Fuzzy Decision Theory Based Metaheuristic Portfolio Optimization and Active Rebalancing Using Interval Type-2 Fuzzy Sets

Abstract

This paper discusses a hitherto unexplored problem of fuzzy portfolio optimization with its tripartite stages of portfolio optimization, market scenario forecasting, and portfolio rebalancing. The portfolio optimization phase, which determines the original portfolio to be invested in, deals with the multiobjectives of maximizing its diversification ratio and its expected portfolio return, subject to the nonlinear constraints of risk budgeting and other investor preferential constraints. The complex problem model necessarily depends on metaheuristics to arrive at the optimal portfolio. The market scenario forecasting phase, where the investor desires to generate future market scenarios to handle the uncertainty in the markets while attempting to rebalance the portfolio, adopts a strategically refined Monte Carlo simulation to generate close-to-real future market scenarios. The last stage of portfolio rebalancing, which is crucial to the investor, employs fuzzy decision theory based metaheuristics using Interval Type-2 fuzzy sets, to cleverly exploit the uncertainty modeled by the market scenarios generated, to arrive at the ultimate optimal rebalanced portfolio.
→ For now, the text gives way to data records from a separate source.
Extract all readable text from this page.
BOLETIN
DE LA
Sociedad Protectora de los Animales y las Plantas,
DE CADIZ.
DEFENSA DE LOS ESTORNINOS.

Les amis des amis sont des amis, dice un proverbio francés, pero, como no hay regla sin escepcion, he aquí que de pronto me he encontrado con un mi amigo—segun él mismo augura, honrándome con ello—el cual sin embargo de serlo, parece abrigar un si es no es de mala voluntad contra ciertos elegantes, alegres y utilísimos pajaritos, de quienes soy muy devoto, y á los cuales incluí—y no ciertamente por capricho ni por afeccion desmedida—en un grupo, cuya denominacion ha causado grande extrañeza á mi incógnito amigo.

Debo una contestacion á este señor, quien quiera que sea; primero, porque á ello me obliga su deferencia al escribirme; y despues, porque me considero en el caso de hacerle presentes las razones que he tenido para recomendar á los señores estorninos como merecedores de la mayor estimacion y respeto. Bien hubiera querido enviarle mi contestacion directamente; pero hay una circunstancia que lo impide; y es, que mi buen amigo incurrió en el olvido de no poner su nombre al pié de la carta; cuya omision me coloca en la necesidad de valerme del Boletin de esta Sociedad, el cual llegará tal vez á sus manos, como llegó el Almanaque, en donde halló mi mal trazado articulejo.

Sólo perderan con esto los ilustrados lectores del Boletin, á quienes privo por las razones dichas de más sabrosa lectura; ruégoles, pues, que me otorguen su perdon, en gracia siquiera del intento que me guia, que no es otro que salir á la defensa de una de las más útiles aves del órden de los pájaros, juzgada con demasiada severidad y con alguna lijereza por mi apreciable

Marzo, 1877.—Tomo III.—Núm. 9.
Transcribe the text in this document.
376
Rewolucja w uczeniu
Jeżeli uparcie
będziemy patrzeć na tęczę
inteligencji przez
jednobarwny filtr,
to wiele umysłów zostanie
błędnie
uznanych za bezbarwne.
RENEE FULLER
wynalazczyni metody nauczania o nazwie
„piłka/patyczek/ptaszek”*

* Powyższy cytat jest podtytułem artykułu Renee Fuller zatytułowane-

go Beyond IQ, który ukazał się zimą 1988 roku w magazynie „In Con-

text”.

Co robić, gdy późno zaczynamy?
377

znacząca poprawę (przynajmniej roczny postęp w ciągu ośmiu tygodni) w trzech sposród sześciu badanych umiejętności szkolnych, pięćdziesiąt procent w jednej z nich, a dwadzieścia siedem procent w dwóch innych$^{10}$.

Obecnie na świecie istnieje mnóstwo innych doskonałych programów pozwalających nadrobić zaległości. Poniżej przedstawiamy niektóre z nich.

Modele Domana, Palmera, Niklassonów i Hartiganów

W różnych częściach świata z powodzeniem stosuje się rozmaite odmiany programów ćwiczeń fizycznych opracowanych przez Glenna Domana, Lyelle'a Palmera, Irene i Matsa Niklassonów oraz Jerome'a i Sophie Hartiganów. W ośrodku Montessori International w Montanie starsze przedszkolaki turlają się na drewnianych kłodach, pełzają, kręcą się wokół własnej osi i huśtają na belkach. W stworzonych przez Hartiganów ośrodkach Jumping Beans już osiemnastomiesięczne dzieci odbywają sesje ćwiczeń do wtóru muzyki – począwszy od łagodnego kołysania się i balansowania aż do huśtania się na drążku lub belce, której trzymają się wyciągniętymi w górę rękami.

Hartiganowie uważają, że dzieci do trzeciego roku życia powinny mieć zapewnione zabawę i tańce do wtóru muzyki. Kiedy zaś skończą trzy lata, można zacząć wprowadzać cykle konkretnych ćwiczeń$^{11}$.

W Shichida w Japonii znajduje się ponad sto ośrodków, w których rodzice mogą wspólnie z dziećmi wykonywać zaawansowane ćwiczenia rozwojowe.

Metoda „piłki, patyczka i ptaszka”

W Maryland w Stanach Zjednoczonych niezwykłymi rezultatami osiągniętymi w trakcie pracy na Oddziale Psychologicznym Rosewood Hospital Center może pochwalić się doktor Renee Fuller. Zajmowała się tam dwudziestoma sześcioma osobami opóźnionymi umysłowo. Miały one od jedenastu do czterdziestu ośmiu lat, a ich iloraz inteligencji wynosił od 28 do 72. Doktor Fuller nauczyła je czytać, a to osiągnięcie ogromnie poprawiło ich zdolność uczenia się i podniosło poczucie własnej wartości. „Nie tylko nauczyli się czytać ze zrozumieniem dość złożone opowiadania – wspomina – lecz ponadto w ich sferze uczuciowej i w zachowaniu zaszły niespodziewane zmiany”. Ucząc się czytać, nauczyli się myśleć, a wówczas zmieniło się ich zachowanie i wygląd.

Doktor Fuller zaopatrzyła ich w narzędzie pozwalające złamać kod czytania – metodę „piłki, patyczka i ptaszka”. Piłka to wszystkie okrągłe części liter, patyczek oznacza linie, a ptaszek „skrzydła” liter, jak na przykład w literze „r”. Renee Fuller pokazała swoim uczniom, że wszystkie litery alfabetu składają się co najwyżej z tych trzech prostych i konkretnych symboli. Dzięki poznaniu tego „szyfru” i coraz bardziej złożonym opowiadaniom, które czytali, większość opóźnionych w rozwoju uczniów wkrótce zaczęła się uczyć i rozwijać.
In the absence of reported work for a complex problem of such a nature and scale, two metaheuristic strategies chosen from two different genres of evolutionary algorithms, viz., multiobjective differential evolution and multiobjective evolution strategy, have been strategically evolved to solve the multistaged problem, for comparison of results. The experimental studies have been undertaken over a high-risk portfolio of BSE 200 index (March 1999–March 2009, Bombay Stock Exchange, India). Extensive simulations including data envelopment analysis have been undertaken to analyze the performance and robustness of the solution strategies.